Anthropic Turns MCP Servers Into Code APIs to Cut Token Costs
'Anthropic proposes running model generated TypeScript against filesystem based MCP APIs so large tool outputs stay out of the model context, cutting token usage by orders of magnitude.'
Why MCP agents struggle at scale
Agents that use the Model Context Protocol face a practical scaling problem: every tool definition and every intermediate result is pushed through the model context. When workflows involve many tools or large payloads, token consumption, latency, and cost can spike and context limits are reached quickly.
The problem with direct MCP tool calls
MCP is an open standard that exposes external systems to models via servers that list tools. In the default pattern an agent loads many tool definitions into the model context. Each tool includes schemas and metadata, and intermediate outputs from tool calls are streamed back into the context so the model can decide subsequent steps. That means large datasets can be read and then passed back again to other tools through the model, multiplying token usage without changing task logic.
How Anthropic rethinks MCP with code execution
Anthropic proposes a different pipeline: represent MCP servers as code level APIs and run model-written code in a sandbox. The MCP client generates a filesystem structure that mirrors available servers and tools. For each MCP tool the client creates a thin wrapper source file, for example servers/google-drive/getDocument.ts, which calls the MCP tool with typed parameters. The model is instructed to write TypeScript that imports these wrappers, orchestrates calls, and performs data handling inside the runtime. The model no longer directly ingests large intermediate payloads.
A concrete example
In the previous pattern a Google Drive transcript might be returned through the model and then passed again when calling a Salesforce tool, costing tens of thousands of tokens. Under the code execution pattern a short TypeScript script calls the Google Drive wrapper, processes the transcript locally inside the execution environment, and calls the Salesforce wrapper with only the required summary or small sample. The model only sees compact outputs instead of entire payloads.
Measured impact
Anthropic reports a case where an end to end workflow went from about 150,000 tokens to roughly 2,000 tokens when converted to the filesystem based MCP APIs and code execution loop. That corresponds to a 98.7 percent reduction in token usage for that scenario, with direct benefits in lower cost and reduced latency.

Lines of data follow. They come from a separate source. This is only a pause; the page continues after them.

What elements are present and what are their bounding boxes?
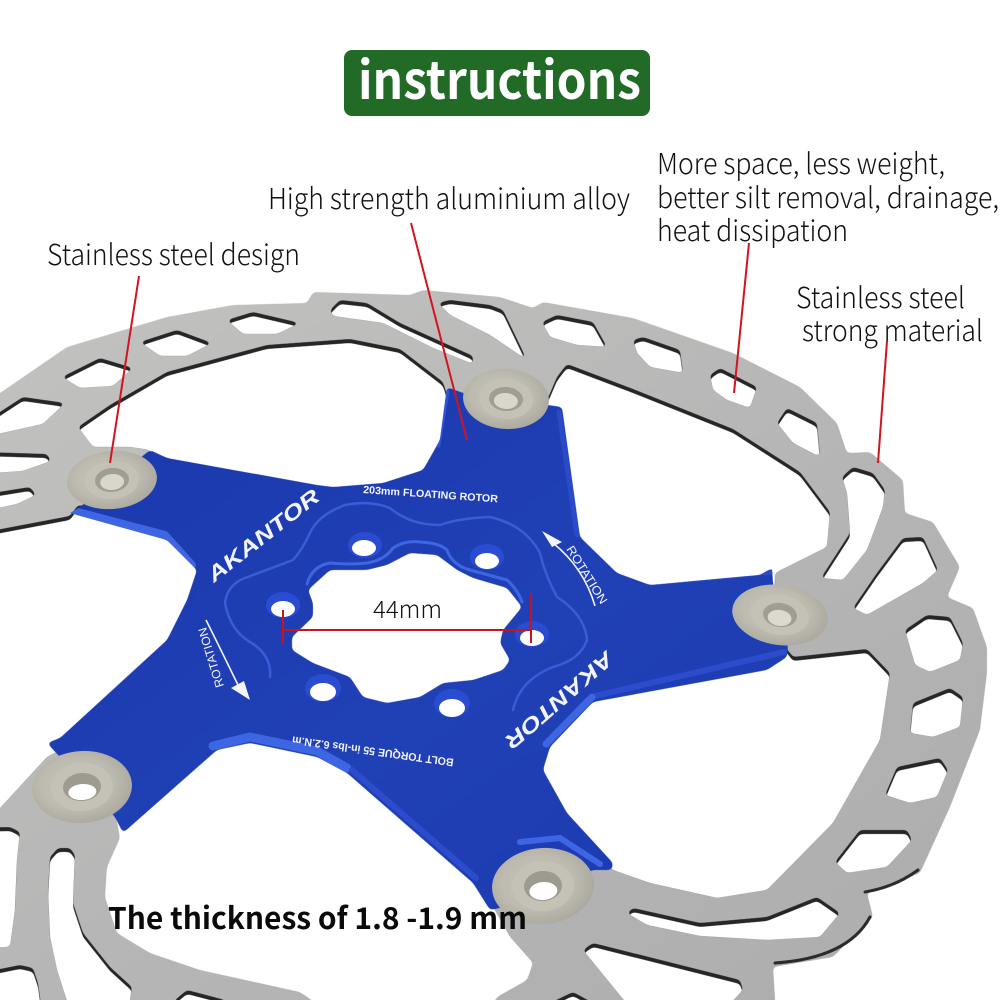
label: rotation right: ROTATION: [563, 543, 610, 607]
callout: more space, less weight: More space, less weight,: [657, 141, 945, 183]
label: rotation left: ROTATION: [195, 626, 227, 689]
callout: stainless steel strong material: strong material: [802, 308, 983, 350]
washer D: [489, 845, 597, 927]
washer E: [30, 748, 134, 826]
machined highlights on spider edges: [74, 392, 784, 878]
label: AKANTOR bottom: AKANTOR: [499, 645, 619, 754]
label: bolt torque: BOLT TORQUE 55 in-lbs 6.2.N.m: [291, 733, 454, 768]
bolt holes: [266, 532, 549, 717]
callout: stainless steel strong material: [796, 275, 983, 463]
blue aluminium five-arm spider: [47, 387, 788, 910]
washer C: [728, 579, 832, 651]
rotor: stainless steel disc: [0, 290, 987, 1000]
outer hub ridge: [225, 503, 587, 710]
large cut-outs and rim holes with dark upper edges: [0, 300, 963, 1000]
callout: stainless steel design: [47, 232, 300, 463]
label: 203mm floating rotor: 203mm FLOATING ROTOR: [363, 484, 499, 505]
bottom cut-out and hub opening: [105, 533, 537, 1000]
inner hole lip: [307, 542, 522, 602]
callout: stainless steel design: Stainless steel design: [47, 232, 300, 274]
callout: more space, less weight: [657, 141, 999, 393]
arrow: rotation left: [206, 620, 250, 700]
dimension: 44mm: [283, 590, 531, 643]
washers: [30, 366, 832, 927]
title badge: instructions: [358, 39, 641, 114]
dark outer-edge shadows on the rim: [775, 870, 918, 963]
rotor outer silhouette: [0, 290, 987, 1000]
hub ridges: [225, 503, 587, 710]
arrow: rotation right: [542, 531, 595, 606]
washer A: [65, 447, 159, 513]
thickness note: The thickness of 1.8 -1.9 mm: [108, 894, 527, 938]
callout: stainless steel strong material: Stainless steel: [796, 275, 965, 317]
callout: high strength aluminium alloy: High strength aluminium alloy: [268, 176, 630, 218]
callout: more space, less weight: heat dissipation: [657, 208, 848, 250]
dimension: 44mm: 44mm: [373, 590, 442, 625]
label: AKANTOR top: AKANTOR: [202, 484, 325, 588]
callout: high strength aluminium alloy: [268, 176, 630, 440]
spider body: [47, 387, 788, 910]
washer B: [461, 366, 551, 432]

Design and operational benefits
Progressive tool discovery: The agent no longer needs to preload every tool definition. It can inspect the generated filesystem, list servers, and read only the modules it actually needs. This shifts tool catalogs out of the model context and into code, so tokens are spent only on relevant interfaces.

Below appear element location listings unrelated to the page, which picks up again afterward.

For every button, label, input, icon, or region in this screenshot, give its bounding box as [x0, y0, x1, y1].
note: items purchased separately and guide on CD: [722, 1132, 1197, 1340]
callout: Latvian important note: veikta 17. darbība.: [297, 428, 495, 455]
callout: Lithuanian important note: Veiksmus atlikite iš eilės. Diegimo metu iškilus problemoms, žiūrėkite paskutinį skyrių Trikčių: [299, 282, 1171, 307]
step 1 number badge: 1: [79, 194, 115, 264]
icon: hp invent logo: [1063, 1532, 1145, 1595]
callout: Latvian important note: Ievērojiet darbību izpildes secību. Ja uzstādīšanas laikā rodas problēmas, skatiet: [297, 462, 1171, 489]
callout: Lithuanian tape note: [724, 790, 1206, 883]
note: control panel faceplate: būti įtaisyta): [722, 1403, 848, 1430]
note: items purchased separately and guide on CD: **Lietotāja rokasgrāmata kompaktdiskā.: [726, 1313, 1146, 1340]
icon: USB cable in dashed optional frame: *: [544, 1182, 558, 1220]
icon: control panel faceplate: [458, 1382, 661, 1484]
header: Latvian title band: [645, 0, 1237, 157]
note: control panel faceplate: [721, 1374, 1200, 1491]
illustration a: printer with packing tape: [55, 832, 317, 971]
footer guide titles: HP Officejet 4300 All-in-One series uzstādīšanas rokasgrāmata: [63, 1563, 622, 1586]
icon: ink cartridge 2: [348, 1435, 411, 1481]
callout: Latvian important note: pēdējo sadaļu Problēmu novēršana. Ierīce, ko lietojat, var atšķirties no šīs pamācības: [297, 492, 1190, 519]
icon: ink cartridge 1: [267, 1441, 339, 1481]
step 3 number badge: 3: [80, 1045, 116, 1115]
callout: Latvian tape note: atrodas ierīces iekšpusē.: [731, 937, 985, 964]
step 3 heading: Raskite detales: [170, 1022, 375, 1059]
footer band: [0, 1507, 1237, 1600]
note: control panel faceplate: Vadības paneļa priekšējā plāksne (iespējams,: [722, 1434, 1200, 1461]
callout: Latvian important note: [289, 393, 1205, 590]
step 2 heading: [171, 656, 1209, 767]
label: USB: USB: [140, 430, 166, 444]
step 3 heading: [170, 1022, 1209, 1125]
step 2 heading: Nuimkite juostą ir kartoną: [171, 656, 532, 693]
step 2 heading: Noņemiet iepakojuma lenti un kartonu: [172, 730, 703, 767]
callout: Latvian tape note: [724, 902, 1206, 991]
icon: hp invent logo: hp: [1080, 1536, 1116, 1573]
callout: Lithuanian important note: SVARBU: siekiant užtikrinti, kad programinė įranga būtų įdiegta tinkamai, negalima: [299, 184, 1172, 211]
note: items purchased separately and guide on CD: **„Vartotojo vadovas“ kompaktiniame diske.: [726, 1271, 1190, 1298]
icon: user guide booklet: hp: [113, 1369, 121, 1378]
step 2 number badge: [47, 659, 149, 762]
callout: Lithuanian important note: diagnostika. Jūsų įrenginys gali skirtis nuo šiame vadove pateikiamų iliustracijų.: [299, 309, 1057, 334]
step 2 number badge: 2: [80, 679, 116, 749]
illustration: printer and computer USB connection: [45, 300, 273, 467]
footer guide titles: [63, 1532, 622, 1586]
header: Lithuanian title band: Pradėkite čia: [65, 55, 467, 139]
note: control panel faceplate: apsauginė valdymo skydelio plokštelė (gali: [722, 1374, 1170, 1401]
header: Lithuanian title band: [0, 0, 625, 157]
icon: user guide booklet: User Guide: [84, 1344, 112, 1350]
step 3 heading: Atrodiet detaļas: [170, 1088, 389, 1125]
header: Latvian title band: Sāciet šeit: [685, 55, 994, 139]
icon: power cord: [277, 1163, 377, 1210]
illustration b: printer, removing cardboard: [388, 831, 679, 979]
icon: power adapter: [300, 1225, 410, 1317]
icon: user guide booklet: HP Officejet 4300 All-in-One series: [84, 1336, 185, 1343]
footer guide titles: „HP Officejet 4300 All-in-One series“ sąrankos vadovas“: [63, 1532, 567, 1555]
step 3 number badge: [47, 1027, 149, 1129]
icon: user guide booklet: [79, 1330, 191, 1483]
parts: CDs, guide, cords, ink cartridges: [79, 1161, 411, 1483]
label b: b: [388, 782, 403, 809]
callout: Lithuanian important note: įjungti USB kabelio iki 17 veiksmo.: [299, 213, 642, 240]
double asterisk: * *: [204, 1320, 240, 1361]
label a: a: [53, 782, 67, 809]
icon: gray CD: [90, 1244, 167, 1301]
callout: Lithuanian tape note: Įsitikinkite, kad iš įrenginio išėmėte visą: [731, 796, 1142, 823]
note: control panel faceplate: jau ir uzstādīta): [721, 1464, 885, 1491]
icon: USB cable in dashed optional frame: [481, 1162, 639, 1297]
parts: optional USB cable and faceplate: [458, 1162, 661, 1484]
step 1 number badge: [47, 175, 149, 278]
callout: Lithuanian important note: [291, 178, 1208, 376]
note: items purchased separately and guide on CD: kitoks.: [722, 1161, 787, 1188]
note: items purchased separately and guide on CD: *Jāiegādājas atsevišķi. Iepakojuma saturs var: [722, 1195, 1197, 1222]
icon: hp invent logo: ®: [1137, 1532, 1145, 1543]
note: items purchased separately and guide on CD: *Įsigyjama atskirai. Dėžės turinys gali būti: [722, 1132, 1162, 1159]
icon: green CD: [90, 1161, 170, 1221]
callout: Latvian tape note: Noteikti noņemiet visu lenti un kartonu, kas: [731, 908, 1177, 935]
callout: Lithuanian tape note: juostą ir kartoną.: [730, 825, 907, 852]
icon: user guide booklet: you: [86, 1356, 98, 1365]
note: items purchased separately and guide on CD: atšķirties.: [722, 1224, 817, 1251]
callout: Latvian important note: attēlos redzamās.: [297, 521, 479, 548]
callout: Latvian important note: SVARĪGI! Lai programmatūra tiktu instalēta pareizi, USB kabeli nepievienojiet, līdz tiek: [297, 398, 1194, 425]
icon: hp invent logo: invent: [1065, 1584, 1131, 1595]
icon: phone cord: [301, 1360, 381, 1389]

Efficient data handling: Large datasets stay inside the execution environment. TypeScript can fetch a big spreadsheet through an MCP wrapper, filter rows, compute aggregates, and return only summaries or small examples to the model. Heavy data movement stays out of the model context.
Privacy preserving operations: Sensitive fields can be tokenized inside the execution environment. The model sees placeholders while the MCP client maps and restores real values only when calling downstream tools, letting data move between servers without exposing raw identifiers to the model.

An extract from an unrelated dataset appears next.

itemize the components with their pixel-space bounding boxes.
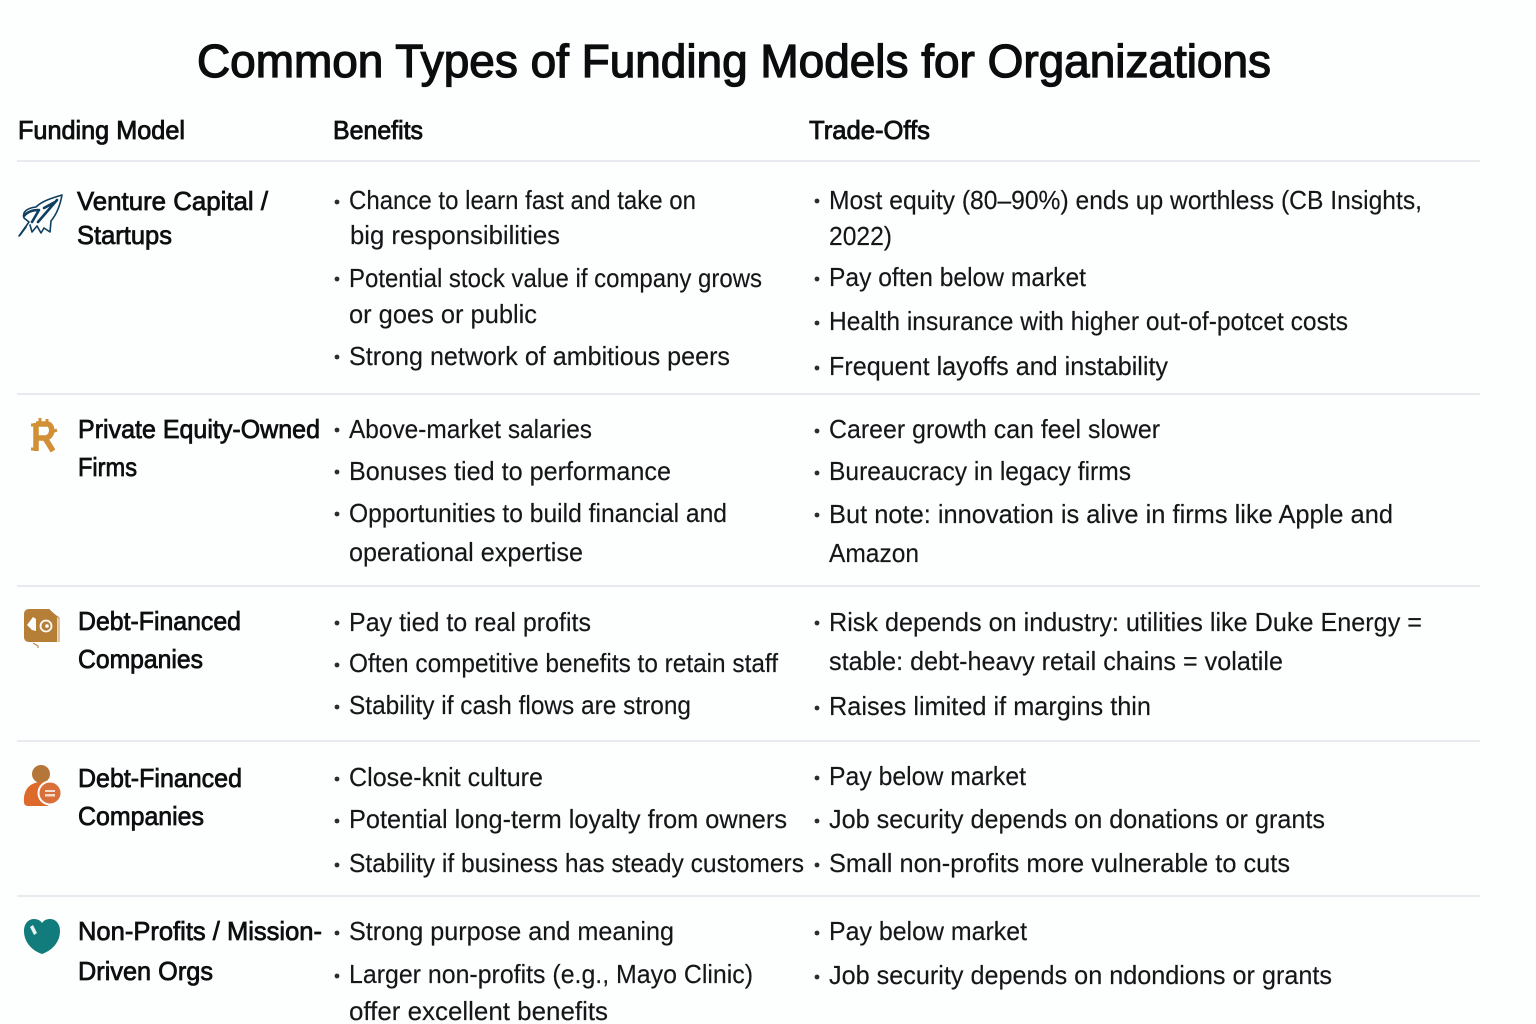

State and reusable skills: The filesystem can store intermediate files and helper scripts. Transformations or report generators can be saved in a skills directory and reused across sessions. Anthropic links this idea to Claude Skills, where collections of scripts and metadata form higher level capabilities.
Security and trade offs
Pushing work into a sandboxed runtime reduces token costs and latency but raises operational concerns. Teams must treat code execution security seriously, control bindings and network access inside the isolate, and maintain secure handling of sensitive mappings. Converting MCP into an executable API surface improves efficiency but places new responsibilities on engineers and platform operators.
Implications for agent builders
Converting MCP servers into code APIs is a pragmatic way to attack the core scaling limits of context based agents. It reduces token overhead, localizes heavy data processing, and enables progressive discovery and reuse. For many agents the pattern offers immediate cost and latency wins while changing how teams design and secure model integrations.